Pete and Kris, two teenagers, are flying high above Interstate 95, just outside of Washington D.C. in a red sports car with a helicopter chasing after them. Though Kris may be normal, Pete is obviously very different. Pete is a Harbinger, a person with exceptional abilities that no normal person can have. Pete doesn’t even know what he’s capable of, but with what he can do, he’s able to lift and fly a car and enter people’s minds. Pete is obviously important and he knows this. Forcing the helicopter to land, Pete tries to find out why these men are following him. Before any real information comes out, Pete and Kris are in trouble again. Three other Harbinger’s have found them, and the battle is on.
I had high hopes for Harbinger, I really did. Reading it when I was younger must have had a much different appeal to me than reading it now. Jim Shooter’s work here is not his best. It’s very clunky, dull, and not engaging at all. With the exception of Pete, none of the characters feel like they have any real personalities at all. Maybe I’m being to hard here, but when I read a comic, I’d like to be entertained, and with this, I was glad when it was over. We come in right in the middle of something, and given very very little information to anything having to do with events prior to this issue. We’re kind of left in the dark and as the comic moves, it doesn’t really answer any questions, or give a lingering hint that they could be answered in the future. If this is played right, it can really do good for a comic series, but here, it’s tossed aside in favor of convenient fixes and stiff dialogue. I really wanted this to be good for me, but I just can’t bring myself to make that claim.
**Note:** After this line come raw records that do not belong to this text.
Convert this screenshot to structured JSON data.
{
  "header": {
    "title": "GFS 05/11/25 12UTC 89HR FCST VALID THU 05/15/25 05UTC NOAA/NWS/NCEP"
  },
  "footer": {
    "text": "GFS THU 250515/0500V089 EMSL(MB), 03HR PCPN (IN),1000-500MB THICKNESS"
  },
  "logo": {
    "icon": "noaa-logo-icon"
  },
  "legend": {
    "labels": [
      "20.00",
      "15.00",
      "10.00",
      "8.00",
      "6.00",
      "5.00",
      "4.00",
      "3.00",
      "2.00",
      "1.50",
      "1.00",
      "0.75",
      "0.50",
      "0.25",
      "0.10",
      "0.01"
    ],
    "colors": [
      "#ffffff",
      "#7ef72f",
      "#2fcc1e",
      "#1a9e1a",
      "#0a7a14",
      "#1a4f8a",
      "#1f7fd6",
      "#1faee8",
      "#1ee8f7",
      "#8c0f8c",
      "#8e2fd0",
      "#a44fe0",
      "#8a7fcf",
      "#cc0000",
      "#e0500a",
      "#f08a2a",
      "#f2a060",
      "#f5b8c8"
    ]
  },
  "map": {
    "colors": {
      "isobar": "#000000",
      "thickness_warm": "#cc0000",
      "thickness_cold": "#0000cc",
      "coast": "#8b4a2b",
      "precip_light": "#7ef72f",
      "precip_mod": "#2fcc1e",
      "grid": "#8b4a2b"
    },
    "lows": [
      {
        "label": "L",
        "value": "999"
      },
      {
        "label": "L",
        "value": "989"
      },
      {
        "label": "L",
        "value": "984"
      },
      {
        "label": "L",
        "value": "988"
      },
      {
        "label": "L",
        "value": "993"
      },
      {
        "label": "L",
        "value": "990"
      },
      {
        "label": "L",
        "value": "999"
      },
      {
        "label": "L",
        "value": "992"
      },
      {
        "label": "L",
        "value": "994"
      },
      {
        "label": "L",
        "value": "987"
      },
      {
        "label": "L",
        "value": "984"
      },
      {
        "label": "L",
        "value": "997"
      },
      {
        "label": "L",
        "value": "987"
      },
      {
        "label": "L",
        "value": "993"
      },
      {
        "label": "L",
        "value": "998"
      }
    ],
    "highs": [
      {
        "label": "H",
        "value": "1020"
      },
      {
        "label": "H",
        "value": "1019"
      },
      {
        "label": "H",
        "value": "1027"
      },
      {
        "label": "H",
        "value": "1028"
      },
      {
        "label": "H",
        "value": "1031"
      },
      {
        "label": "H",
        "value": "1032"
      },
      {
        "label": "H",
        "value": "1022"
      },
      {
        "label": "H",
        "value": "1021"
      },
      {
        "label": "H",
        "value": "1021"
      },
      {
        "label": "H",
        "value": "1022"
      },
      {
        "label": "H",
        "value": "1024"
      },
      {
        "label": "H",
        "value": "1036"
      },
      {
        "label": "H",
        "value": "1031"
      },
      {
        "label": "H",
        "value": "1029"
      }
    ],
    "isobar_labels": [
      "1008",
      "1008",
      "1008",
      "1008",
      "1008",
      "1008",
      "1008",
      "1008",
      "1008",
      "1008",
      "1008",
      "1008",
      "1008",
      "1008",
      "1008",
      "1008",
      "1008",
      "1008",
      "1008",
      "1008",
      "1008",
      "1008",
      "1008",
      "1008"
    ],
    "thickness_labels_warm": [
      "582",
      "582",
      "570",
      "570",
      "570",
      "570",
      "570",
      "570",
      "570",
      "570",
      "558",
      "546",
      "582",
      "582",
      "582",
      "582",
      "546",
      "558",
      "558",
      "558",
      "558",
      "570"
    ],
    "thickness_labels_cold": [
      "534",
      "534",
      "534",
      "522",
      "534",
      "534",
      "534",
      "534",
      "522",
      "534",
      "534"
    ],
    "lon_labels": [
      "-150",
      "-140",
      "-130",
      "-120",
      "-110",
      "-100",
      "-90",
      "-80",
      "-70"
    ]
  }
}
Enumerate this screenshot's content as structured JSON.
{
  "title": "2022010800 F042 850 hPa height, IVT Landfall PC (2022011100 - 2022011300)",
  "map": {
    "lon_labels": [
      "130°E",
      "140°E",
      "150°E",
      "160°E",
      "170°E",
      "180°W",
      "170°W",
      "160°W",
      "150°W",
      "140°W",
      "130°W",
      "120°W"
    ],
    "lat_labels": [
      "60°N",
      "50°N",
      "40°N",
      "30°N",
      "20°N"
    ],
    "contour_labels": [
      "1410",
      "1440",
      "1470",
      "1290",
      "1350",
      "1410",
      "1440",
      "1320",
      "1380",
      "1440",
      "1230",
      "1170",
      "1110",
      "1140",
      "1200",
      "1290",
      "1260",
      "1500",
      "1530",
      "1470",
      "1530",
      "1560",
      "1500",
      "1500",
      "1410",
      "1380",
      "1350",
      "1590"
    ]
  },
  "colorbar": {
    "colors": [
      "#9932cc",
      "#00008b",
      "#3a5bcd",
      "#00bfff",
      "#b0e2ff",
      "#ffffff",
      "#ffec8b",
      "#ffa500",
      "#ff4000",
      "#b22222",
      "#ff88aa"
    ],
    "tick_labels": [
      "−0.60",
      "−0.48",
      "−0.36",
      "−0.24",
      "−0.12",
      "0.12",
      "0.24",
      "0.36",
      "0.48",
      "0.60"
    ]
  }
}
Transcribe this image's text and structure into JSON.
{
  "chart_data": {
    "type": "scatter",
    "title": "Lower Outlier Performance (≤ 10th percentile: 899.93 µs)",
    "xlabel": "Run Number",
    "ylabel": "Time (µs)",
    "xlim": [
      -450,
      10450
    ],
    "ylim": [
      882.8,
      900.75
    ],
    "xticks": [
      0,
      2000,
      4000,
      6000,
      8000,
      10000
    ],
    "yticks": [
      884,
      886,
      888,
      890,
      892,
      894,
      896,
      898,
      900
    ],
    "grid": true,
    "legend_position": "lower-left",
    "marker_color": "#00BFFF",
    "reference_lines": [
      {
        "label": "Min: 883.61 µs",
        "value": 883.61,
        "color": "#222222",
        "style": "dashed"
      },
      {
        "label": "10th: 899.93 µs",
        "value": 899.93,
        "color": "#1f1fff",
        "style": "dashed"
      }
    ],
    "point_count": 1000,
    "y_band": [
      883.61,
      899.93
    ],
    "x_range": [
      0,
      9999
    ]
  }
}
David Lapham’s art is like most of Valiant’s at the time: Classic and stiff. That’s not what this needed. With a teenage title, artwork that was vibrant, exciting, and edgy would have worked wonders here, but instead we are left with characters that look nothing like teenagers, have a 50’s feel, and are very, very dull. Don’t get me wrong, if I were reading a Batman issue from the 60’s, the art would have been great, but with a title in the 90’s? It needed something much more that what it was given.
This was one of Valiant’s most popular titles, but for the life of me I can’t figure out why. CGC graded issues of this will go for almost $100 on eBay or some comic shop websites. Regular copies will go for as little as $20, but again, I can’t figure out why. It was definitely different when it came out. Marvel was knee deep in it’s own over produced mess and DC was busy killing it’s most popular character or putting out dull stories, so I can at least see that aspect. We wanted something different and new, but did Harbinger deliver that for me? No, it did not.
With Harbinger being announced as the second title in the new Valiant Universe, just from first glance I can see that it’s going to be a sight better than the original. The artwork already looks ten times greater, and with the story, we’ll just have to wait and see on that. It’s got to be better than this though…it has to be. If it’s not, then Harbinger could sink before it even gets a chance to float.
Parental concern: Mild. Some violence and partial nudity.